The park doesn’t stock fish, but with almost 3,000 miles of running water throughout the national park, there’s about 600 miles of streams supporting wild trout. As with everything in the park, there’s a large variety of angling challenges, with topography ranging from mountainous headwaters harboring trout, to slower and larger cool-water streams for bass.

Generally spring is a great time for fishing throughout the park, while the heat of the summer means more limited, upstream work. Fall and the returning cool open the fishing again, and all through winter there are some great opportunities for peaceful and rewarding fishing.

You can fish anywhere you can find a stream, unless rangers have the area marked off at the time, for various reasons. There’s no charge to fish in the park, but you’ll need a state license – not available in the park, but you can purchase one online at the Tennessee and North Carolina websites.

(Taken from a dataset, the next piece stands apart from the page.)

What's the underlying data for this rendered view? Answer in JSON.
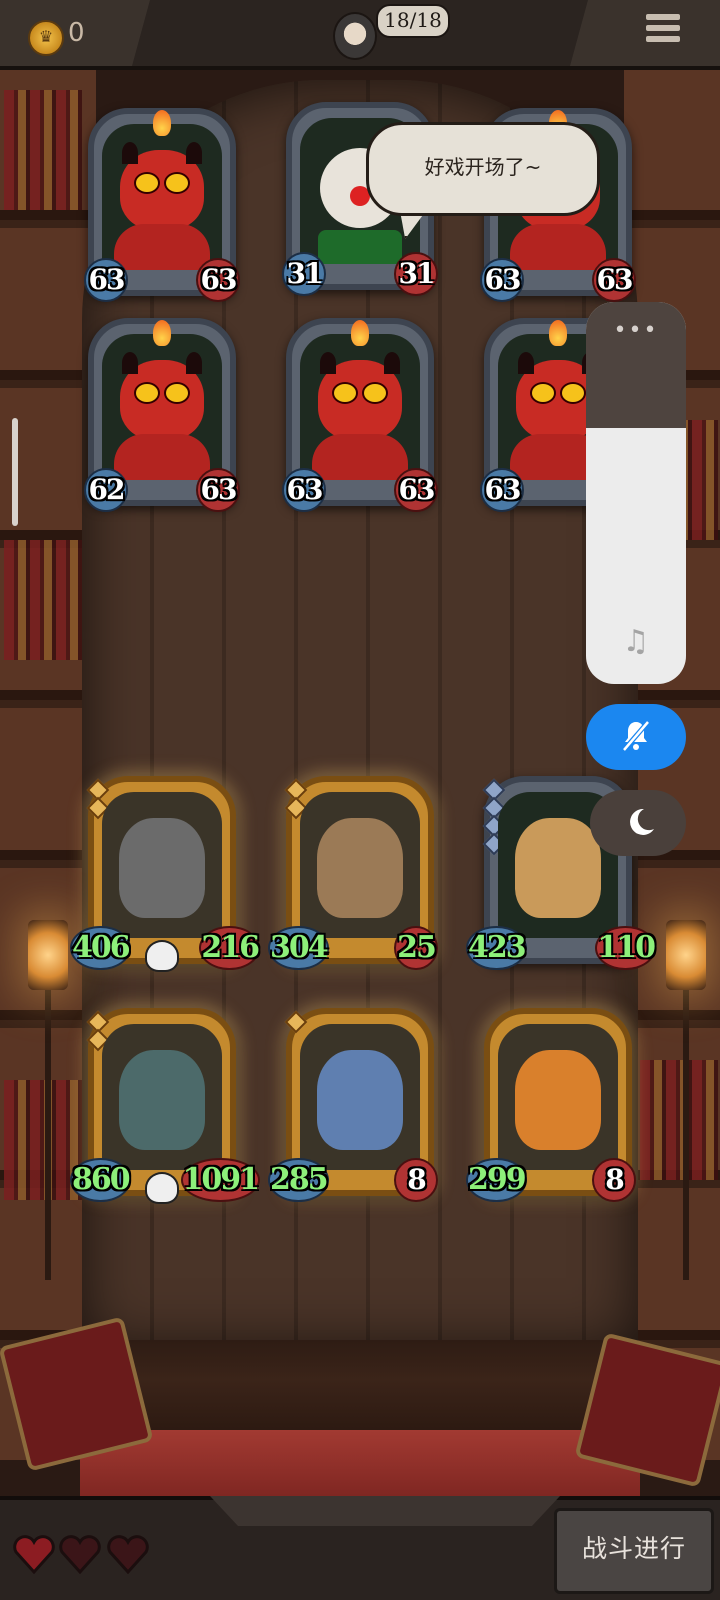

The best places to fish depend on your skill and your objective – studying a guide book or hiring a local guide may be the best way to consider all the opportunities. In general, the further away from the roads you get, the less you’ll run into other anglers.

You can buy or rent tackle, as well as hire guides, from local outfitters such as Smoky Mountain Angler in Gatlinburg and Rocky Top Outfitters in Pigeon Forge.

It’s worth knowing also that Gatlinburg actually stocks its local streams with trout, and has 2 designated kid-safe areas to fish, if you’re looking for a family-friendly place to get the kids started on the world’s best sport! See our Fishing in Gatlinburg page for details.

Fishing in GSMNP

To learn more about the requirements for fishing in Great Smoky Mountains National Park, see the park’s Fishing page.

The daily limit on trout of the correct size is 5, and 20 bass. You can only fish using a hand-held rod, and artificial lures – with a single hook, no multiple hooks. The park encourages best practices to preserve the lives of fish that you’ll have to release – which happens frequently, either from under-size or over-limit fish.

Let’s quote in full from the park’s own FAQ on how to release a fish:

  1. Play a fish as rapidly as possible, do not play to total exhaustion.
  2. Keep fish in water as much as possible when handling.
  3. Handle fish with a wet hand, even when using a mesh landing net.
  4. Remove hook gently; do not squeeze fish or put fingers in gills. Use long-nosed pliers to back the hook out gently. Use of barb-less hooks is encouraged.
  5. If deeply hooked, cut the line, do not pull the hook out.
  6. Gently hold fish upright facing upstream and move slowly back and forth in the water.
  7. Release fish in quiet water.

Water Safety

Finally, be sure to check out and teach your family the basic rules of water safety contained in the park website. It’s always worth remembering that the park is WET. It gets lots of rain and has a vast range of sloping, folded terrain. You can experience sudden surges of very fast water occurring from upstream without any warning or rain in your immediate vicinity. Always keep an eye on the water in Great Smoky Mountains National Park – drowning is actually one of the larger hazards in the park.

The park is slippery when wet! Be careful on rocks, along riverbanks and by waterfalls. Aside from fishing, immersive water sports are not encouraged in the park. The streams are best left to the photographer, the hiker – and the ever-prudent angler!